If you’re not willing to shed light on your own sin and show grace to others in this life, you won’t be willing to do the same to others who came before you.
Instead, we should believe that the God who judged George Washington by more than his unparalleled military accomplishments and founding of America will also judge us by more than our stance on a single political issue. With a sense of awe and reverence for the God who judges the thoughts and intentions of the heart, deep historians must be, to some extent, deep people. If you’re reducing today’s politics into simplistic narratives without regard for the complexity of human decision-making and personal motivations, you’re probably doing the same thing with the people of the past. We should have conviction. We should stand on principle. But we should never treat people like they’re simple. Everyday experience tells us they’re not.
Want to be a better historian? Be a better person. Balance sin and grace with your subjects the same way you attempt (I hope) to do so in your own life and relationships.
Thankfully, Christians have eyes to see two of the most complex aspects of history: contradiction and change. As much as it may pain us to admit, human beings often hold contradictory ideas at the same time. You’re probably reading these words and thinking of a particular person you know who suffers from this disease. One hundred years from now, Americans will likely judge that you, too, were inconsistent on some matters.
Sin has made us a double-minded and hypocritical people (James 1:8; Matt. 23:13–29). So we should expect to encounter that same condition in the greatest men and women of history—with Christ as the only exception.

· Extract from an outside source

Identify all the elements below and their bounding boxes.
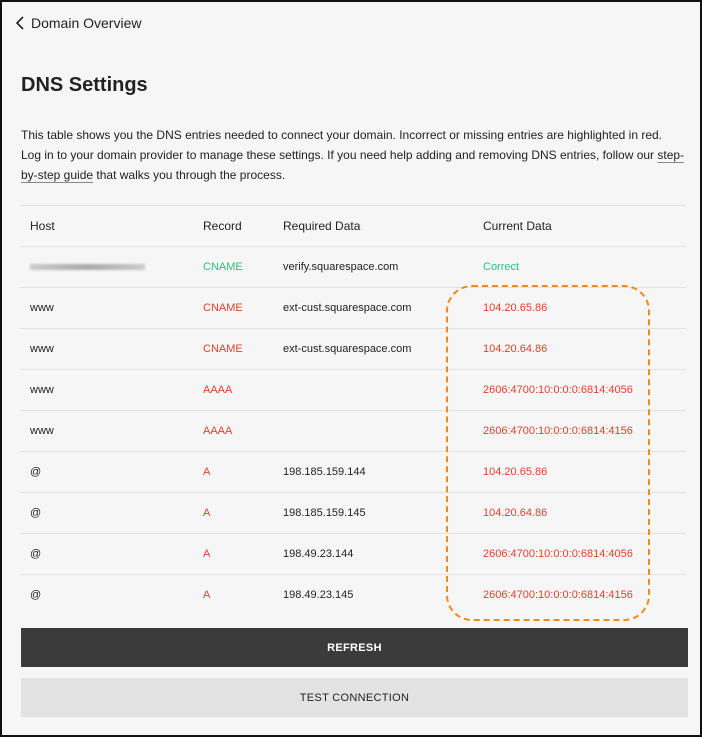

Christians also understand more than any group of people that the most inconsistent, hypocritical, and confused sinners have the potential to change. People don’t stay the same. Whether you’d like to believe so or not, you’re not the same person you were 20 years ago. Even one year ago. If someone writes a book about your life, you hope they’d be skilled and disciplined enough to demonstrate that transformation. In the meantime, our testimonies of sin and salvation should supply us with just enough wisdom to see history is a complex story that deserves to be told, warts and all.